If it wasn’t obvious, Gotham City is your playground here, and it’s vast and gorgeous. The criticism it gets is that “it doesn’t feel like Gotham,” and truth be told, it completely does. If Gotham were a real city, I am sure it would look like how it’s portrayed in “Gotham Knights,” with its skyscrapers, streets covered in puddles, fog all over the city, and neon signs. This rendition is very neo-noir, and despite what anyone says, I freaking love it. The city is lifeless, though; that’s something that bothers me and is inexcusable. The city is also full of collectibles, Easter eggs, and some traversal challenges sprinkled throughout its five islands. The aesthetics here is really good and fitting of what Gotham City is like in the comics and even the movies. I’d cover more of the world of “Gotham Knights” separately, as, despite its emptiness, it deserves some attention and love.
The Technical Stuff
This is controversial as the game runs at 4K resolution but only at 30 fps, with no performance mode as an option on consoles. It uses raytraced reflections, and it does look and play well, especially after a series of patches, but in general, the package could’ve been so much better if only it had a 60-fps toggle. The sound design is actually good, the music is ominous, and despite some cringy dialogue, the voice acting is really well done. This game could’ve been so much better, but what we got in terms of its technical side is just fine. The game looks good but doesn’t look “next-gen,” and it definitely doesn’t play like a current-gen title. I also want to take a second here and say that the UI for this game is by far the worst UI I have ever seen in any video game. It’s so bad that it’s infuriating. Overall, “Gotham Knights” is a serviceable and slightly above-average package as a whole when it comes to the technical side of things, and I don’t wanna beat a dead horse here, so I’ll just move on from this section.
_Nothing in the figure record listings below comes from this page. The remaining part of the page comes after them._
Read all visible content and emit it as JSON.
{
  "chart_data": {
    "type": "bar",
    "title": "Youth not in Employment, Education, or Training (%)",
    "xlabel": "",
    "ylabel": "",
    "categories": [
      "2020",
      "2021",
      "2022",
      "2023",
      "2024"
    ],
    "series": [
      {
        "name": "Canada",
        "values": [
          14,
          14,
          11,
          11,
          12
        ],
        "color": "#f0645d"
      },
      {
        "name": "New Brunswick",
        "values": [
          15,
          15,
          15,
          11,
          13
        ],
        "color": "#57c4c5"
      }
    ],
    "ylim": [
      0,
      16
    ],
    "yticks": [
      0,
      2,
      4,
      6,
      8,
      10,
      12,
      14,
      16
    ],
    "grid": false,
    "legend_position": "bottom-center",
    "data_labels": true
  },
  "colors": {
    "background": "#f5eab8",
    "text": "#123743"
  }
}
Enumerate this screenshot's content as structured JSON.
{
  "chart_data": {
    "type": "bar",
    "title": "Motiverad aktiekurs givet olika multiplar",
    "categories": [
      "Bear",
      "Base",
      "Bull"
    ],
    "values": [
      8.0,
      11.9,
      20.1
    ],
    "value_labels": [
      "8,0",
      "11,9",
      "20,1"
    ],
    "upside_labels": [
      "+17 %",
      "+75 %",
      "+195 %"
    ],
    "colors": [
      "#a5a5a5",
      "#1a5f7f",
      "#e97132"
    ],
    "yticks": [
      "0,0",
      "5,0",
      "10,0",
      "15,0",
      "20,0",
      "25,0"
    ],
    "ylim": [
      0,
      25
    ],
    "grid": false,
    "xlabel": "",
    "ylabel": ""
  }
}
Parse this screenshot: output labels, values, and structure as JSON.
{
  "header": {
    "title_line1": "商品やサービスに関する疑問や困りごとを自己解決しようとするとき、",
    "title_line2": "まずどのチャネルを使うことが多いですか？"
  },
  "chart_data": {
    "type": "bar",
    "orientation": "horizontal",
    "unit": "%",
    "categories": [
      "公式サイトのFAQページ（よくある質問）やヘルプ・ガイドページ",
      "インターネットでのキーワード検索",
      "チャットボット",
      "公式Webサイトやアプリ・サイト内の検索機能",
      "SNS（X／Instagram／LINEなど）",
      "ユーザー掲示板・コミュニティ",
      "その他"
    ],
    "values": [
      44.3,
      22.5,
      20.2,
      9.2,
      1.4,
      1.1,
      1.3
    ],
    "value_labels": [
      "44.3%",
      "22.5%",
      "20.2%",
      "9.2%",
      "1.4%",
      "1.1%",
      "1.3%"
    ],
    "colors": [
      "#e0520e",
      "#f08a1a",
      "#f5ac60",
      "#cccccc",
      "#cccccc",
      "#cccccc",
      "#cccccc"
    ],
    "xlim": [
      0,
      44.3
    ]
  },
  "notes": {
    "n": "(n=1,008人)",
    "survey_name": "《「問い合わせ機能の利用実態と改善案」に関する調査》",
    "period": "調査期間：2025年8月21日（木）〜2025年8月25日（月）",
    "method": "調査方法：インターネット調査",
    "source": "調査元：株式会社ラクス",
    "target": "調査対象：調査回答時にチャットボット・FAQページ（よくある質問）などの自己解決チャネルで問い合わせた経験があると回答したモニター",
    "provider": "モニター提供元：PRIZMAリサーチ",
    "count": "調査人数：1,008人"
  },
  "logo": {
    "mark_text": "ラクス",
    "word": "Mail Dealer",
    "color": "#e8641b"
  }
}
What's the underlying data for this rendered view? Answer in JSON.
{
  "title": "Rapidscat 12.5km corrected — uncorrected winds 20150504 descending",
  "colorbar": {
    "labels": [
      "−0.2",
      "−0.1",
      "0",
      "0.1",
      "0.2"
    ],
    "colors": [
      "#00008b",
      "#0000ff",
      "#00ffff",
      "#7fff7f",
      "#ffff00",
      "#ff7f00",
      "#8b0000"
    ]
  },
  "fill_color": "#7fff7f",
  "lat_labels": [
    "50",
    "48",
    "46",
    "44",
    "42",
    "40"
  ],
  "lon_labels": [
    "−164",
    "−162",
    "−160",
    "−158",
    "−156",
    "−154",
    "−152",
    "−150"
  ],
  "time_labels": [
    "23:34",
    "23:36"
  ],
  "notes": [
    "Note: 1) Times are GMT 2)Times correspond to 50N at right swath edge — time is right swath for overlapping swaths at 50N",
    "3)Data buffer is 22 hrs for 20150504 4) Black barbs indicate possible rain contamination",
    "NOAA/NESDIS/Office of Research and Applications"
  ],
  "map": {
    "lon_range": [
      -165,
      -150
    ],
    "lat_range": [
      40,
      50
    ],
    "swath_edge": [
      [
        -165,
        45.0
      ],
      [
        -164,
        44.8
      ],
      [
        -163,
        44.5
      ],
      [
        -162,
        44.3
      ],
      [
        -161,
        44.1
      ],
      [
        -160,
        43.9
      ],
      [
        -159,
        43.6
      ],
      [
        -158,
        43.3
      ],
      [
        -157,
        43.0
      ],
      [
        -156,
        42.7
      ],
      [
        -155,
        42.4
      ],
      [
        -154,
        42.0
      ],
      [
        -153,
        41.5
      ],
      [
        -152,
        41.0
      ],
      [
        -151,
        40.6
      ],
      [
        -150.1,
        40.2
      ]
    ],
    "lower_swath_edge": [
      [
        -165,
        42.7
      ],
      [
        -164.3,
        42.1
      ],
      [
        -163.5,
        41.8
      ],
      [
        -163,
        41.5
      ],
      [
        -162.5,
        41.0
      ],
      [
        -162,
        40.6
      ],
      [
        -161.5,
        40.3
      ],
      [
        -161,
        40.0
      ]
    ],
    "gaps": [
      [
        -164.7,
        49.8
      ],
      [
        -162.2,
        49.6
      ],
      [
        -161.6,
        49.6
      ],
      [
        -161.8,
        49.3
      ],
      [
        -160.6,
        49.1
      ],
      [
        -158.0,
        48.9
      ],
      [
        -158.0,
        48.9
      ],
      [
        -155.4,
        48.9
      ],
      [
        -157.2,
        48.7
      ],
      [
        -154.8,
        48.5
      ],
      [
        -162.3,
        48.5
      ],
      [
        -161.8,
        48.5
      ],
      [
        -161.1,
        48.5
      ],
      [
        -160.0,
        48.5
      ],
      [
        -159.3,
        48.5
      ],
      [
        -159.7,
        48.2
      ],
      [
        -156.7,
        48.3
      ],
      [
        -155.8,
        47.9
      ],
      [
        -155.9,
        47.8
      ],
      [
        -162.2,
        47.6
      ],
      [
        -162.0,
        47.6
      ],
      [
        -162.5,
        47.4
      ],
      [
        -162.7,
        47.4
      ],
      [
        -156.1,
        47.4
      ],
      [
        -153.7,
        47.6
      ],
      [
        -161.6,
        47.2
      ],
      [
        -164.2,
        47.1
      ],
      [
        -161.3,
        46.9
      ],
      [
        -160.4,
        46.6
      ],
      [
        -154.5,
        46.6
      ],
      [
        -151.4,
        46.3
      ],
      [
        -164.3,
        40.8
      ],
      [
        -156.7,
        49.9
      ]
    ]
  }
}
At this point, the general consensus for this game is that if you hate it, then you are cool. I strongly disagree and say that there is fun to be had here, and it’s a decent game. The combat is fun, the story is predictable but interesting (minus the ending), the world is empty but stunning in its own right, the characters are mostly well-written and acted, the music is fine and does its job, and this is overall a decent co-op superhero game set in the Batman universe that you can play right now. It’s definitely not worth $70, but if you can get it for $40 or below, then go for it; you will have a good time. “Gotham Knights” kind of left me disappointed, as I had high hopes for it, but to say that I got no enjoyment out of it would be me lying. I cannot, in good conscience, say that “Gotham Knights” is a bad game, but I also cannot recommend it to anyone at full price either. Check it out when it’s on sale, as there’s no rush to go and play this game right now at this very moment.